Saturday, February 2, 2008

At the MMA, pt. 2---Cash Flow and Planning Debt

As reported previously, a majority of Amesbury's Municipal Councilors made it to the annual meeting of the MA Municipal Association in January. Here are some of the things that I learned there:

"Sound Financial Practices" session with DOR staff:

This workshop covered a lot of ground. They talked a bit about using cash vs. borrowing. Much like in a home economy, cash makes sense for smaller needs. Making cash available in the flow of budgets takes planning: make conservative estimates of receipts (e.g. excise tax) and liberal estimates of real costs. The result is a positive cash flow ("free cash" after expenses and receipts have been certified at years end) that can be capitalized into community needs. The presenters emphasized that having a reasonable level of free cash at the end of the year is a positive, giving a community fiscal flexibility for unplanned costs (think snow removal!). As you would at home, put resources into a few pots: 1/3 for operations, 1/3 for capital improvements, 1/3 for reserve.

For larger projects (think: buying your own house), borrowing makes sense--we'll never be able to build a school building with cash, of course. Manage debt with a combination of 1-time 'debt exclusions' (which don't get added to the new Prop. 2 1/2 limit) and a rolling debt balance of 8-12% of total annual budget to create perpetual re-investment. 5% debt service (as % of budget) reflects a weak investment in the infrastructure of a community and will only add to costs in the future.

"Debt Management for the Generalist":

This workshop had a Director of Finance (Needham) and a Chair of a Finance Committee (Arlington) leading it. 2 main themes: make sure your community has CLEAR debt policies in place and forecasting, forecasting, forecasting.

Debt policy: Have a policy that articulates how cash and borrowing will be balanced (see above), sets a limit for debt service as % of budget, term of debts, and relation to Capital Improvement Plans. Needham has an ordinance that articulates these items and sets parameters administrative and legislative decision-making on debt. Both presenters emphasized the need for both branches to coordinate policy and decision-making, in order to have effective planning. Which brings us to....

Forecasting capital needs and debt: Policy and planning come together in a good Capital Improvement Plan that not only lays out capital needs and estimates costs but puts this data into a spreadsheet tool that shows the timing and long-term rolling effect of every given project on levels of debt service. The presenters gave us sample debt forecasting tools from other communities that clearly demonstrated how debt service forecasts over time (as obligations are paid off, as annual budget increases) and thus from year to year exactly what the capacity was to take on new debt and how specific capital needs fit into that.

Conclusions: In the context of these key ideas--established debt policy and good debt/capital expense forecasting--I think Amesbury still has a ways to go. The quality of our Capital Improvement Plan has improved but the 2008-2012 CIP released last year does not go beyond a simple cataloging of capital needs.
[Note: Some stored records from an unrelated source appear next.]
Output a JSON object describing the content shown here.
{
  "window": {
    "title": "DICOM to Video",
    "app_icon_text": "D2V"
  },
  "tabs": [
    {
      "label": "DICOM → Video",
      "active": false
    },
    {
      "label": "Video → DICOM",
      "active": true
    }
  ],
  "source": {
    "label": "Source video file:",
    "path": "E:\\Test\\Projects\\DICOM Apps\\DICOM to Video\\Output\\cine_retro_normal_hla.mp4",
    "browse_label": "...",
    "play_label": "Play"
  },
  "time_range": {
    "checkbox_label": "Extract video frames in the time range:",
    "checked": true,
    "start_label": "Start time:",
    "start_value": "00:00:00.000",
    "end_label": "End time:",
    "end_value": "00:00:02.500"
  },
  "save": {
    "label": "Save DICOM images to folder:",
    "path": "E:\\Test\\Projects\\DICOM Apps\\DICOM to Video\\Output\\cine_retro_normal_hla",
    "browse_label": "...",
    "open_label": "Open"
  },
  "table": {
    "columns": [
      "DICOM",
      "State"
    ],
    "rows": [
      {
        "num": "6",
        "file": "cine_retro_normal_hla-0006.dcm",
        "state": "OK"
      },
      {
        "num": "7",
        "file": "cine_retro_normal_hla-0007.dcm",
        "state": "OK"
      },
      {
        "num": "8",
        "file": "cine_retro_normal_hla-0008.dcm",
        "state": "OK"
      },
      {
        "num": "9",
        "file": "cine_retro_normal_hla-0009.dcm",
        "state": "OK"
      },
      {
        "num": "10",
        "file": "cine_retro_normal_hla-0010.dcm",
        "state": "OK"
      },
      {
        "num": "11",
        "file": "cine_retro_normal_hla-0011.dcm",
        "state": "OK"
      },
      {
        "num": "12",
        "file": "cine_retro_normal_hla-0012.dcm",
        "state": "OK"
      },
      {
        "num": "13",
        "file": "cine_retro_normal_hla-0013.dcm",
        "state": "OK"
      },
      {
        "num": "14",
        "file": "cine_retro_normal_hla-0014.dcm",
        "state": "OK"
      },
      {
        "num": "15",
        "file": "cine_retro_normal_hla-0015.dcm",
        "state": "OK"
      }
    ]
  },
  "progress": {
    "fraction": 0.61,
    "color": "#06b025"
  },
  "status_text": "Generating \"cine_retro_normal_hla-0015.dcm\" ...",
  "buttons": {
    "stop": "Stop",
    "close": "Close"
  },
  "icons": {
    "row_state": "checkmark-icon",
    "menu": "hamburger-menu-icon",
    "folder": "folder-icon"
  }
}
Though needs are listed and priced, there is not even a simple totaling of what the needs are in each category. It tells the reader very little about how the cataloged capital needs fit into the planning of either direct cash expenditure or debt financing within the annual budget and future budgets. Contrast that with the CIP covering the same period from the City of Portsmouth, NH (posted on Amesbury's website by the Master Plan Implementation & Oversight Committee). Portsmouth's plan not only catalogs capital needs but also places those needs in the dynamic context of future budgets and levels of debt service.

Amesbury--starting with the Mayor's Office but working with the Council--should develop and articulate a debt policy and it should improve its capital need and debt forecasting. Successfully anticipating and planning for costly capital needs saves money in the long run and spares a community the budgetary (and social) shocks that come when big costs suddenly appear on the horizon. Perhaps the library improvements would have been approved in 2005 if residents had felt more confident about the Town's overall capital and debt planning.